83rd Annual

Thursday, 13 February 2003
Short wave aerosol direct forcing over cloud free oceans from Terra
Jianglong Zhang, University of Alabama, Huntsville, AL; and S. A. Christopher
Poster PDF (67.3 kB)
To date, aerosols remain one of the largest sources of uncertainty in climate change studies. The recent IPCC 2001 has categorized the understanding levels of all aerosol types as either low or very low. Previous studies have addressed the issues of aerosol climate forcing using either radiative transfer models and chemical transport model or General Circulation Models (GCM). However, the accurate prediction of the aerosol climate effect using current models is a difficult task. This is because of the wide spatial distribution of aerosols and their large variations in chemical composition and microphysical properties. In this paper, satellite measurements from Terra are used to examine short wave (SW) aerosol climate forcing (SWARF) over cloud free oceans from an observational perspective. Broadband measurements from the Clouds and Earth's Radiant Energy System (CERES) instruments are used to study the short wave aerosol climate effect (SWARF) with and without the present of aerosols. Narrow band measurements from the Moderate-Resolution Imaging Spectroradiometer (MODIS) are used to discriminate aerosol scenes from totally clear and cloudy scenes of CERES pixels. This study shows that for September 2000, the averaged aerosol optical thickness and SWARF are 0.07 and -6Wm-^2 respectively for CERES cloud free regions over global ocean. Dust aerosols from the West Coast of Africa are also found to have higher SWARF values compared with aerosols from biomass burning regions.

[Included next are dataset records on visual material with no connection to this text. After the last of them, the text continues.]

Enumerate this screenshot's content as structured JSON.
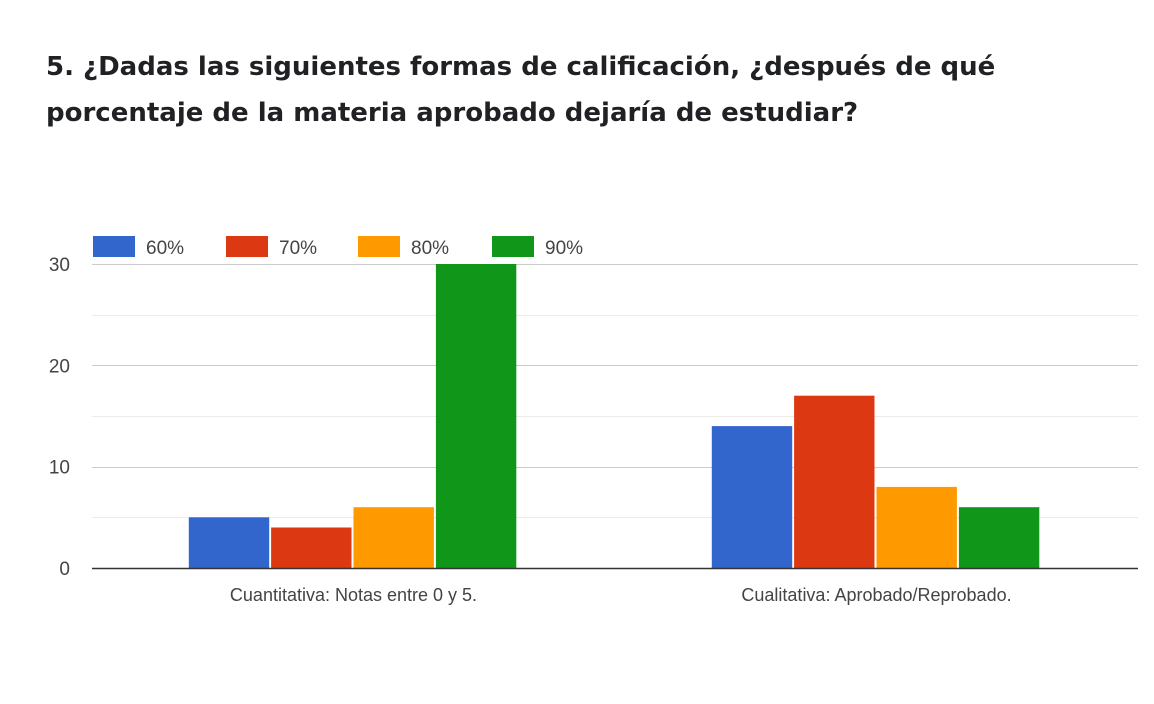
{
  "question": {
    "title": "5. ¿Dadas las siguientes formas de calificación, ¿después de qué porcentaje de la materia aprobado dejaría de estudiar?"
  },
  "chart_data": {
    "type": "bar",
    "title": "5. ¿Dadas las siguientes formas de calificación, ¿después de qué porcentaje de la materia aprobado dejaría de estudiar?",
    "xlabel": "",
    "ylabel": "",
    "categories": [
      "Cuantitativa: Notas entre 0 y 5.",
      "Cualitativa: Aprobado/Reprobado."
    ],
    "series": [
      {
        "name": "60%",
        "color": "#3366cc",
        "values": [
          5,
          14
        ]
      },
      {
        "name": "70%",
        "color": "#dc3912",
        "values": [
          4,
          17
        ]
      },
      {
        "name": "80%",
        "color": "#ff9900",
        "values": [
          6,
          8
        ]
      },
      {
        "name": "90%",
        "color": "#109618",
        "values": [
          30,
          6
        ]
      }
    ],
    "ylim": [
      0,
      30
    ],
    "yticks": [
      0,
      10,
      20,
      30
    ],
    "grid": true,
    "legend_position": "top-left"
  }
}
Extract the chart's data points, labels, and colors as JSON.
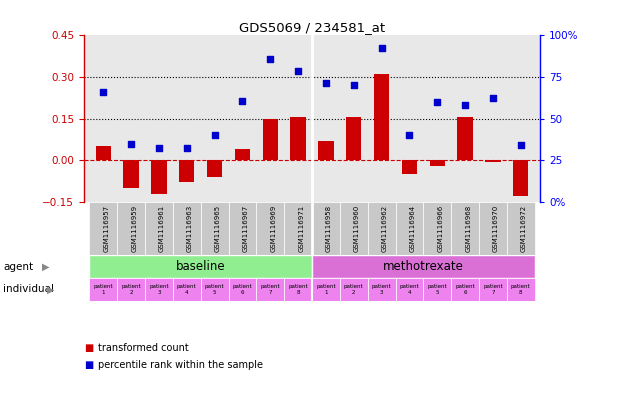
{
  "title": "GDS5069 / 234581_at",
  "x_labels": [
    "GSM1116957",
    "GSM1116959",
    "GSM1116961",
    "GSM1116963",
    "GSM1116965",
    "GSM1116967",
    "GSM1116969",
    "GSM1116971",
    "GSM1116958",
    "GSM1116960",
    "GSM1116962",
    "GSM1116964",
    "GSM1116966",
    "GSM1116968",
    "GSM1116970",
    "GSM1116972"
  ],
  "bar_values": [
    0.05,
    -0.1,
    -0.12,
    -0.08,
    -0.06,
    0.04,
    0.15,
    0.155,
    0.07,
    0.155,
    0.31,
    -0.05,
    -0.02,
    0.155,
    -0.005,
    -0.13
  ],
  "dot_values": [
    0.245,
    0.06,
    0.045,
    0.045,
    0.09,
    0.215,
    0.365,
    0.32,
    0.28,
    0.27,
    0.405,
    0.09,
    0.21,
    0.2,
    0.225,
    0.055
  ],
  "bar_color": "#cc0000",
  "dot_color": "#0000cc",
  "ylim_left": [
    -0.15,
    0.45
  ],
  "ylim_right": [
    0,
    100
  ],
  "yticks_left": [
    -0.15,
    0.0,
    0.15,
    0.3,
    0.45
  ],
  "yticks_right": [
    0,
    25,
    50,
    75,
    100
  ],
  "ytick_labels_right": [
    "0%",
    "25",
    "50",
    "75",
    "100%"
  ],
  "hlines": [
    0.15,
    0.3
  ],
  "baseline_label": "baseline",
  "methotrexate_label": "methotrexate",
  "baseline_color": "#90ee90",
  "methotrexate_color": "#da70d6",
  "patient_color": "#ee82ee",
  "agent_label": "agent",
  "individual_label": "individual",
  "patient_labels": [
    "patient\n1",
    "patient\n2",
    "patient\n3",
    "patient\n4",
    "patient\n5",
    "patient\n6",
    "patient\n7",
    "patient\n8"
  ],
  "legend_bar_label": "transformed count",
  "legend_dot_label": "percentile rank within the sample",
  "background_color": "#ffffff",
  "zero_line_color": "#cc0000",
  "chart_bg_color": "#e8e8e8",
  "n_baseline": 8,
  "n_methotrexate": 8
}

Preliminary results in cloudy conditions show that for observed cloud fraction values less than 20% within a CERES footprint, aerosol direct and indirect effects are dependent upon aerosol optical thickness (AOT) ranges. While aerosol indirect effect dominates at the low aerosol loading regions, the aerosol direct effect dominates at the high aerosol loading scenes. Major sources of uncertainties in this study, such as cloud contamination and Angular Distribution Models (ADMs), must be carefully examined in future studies.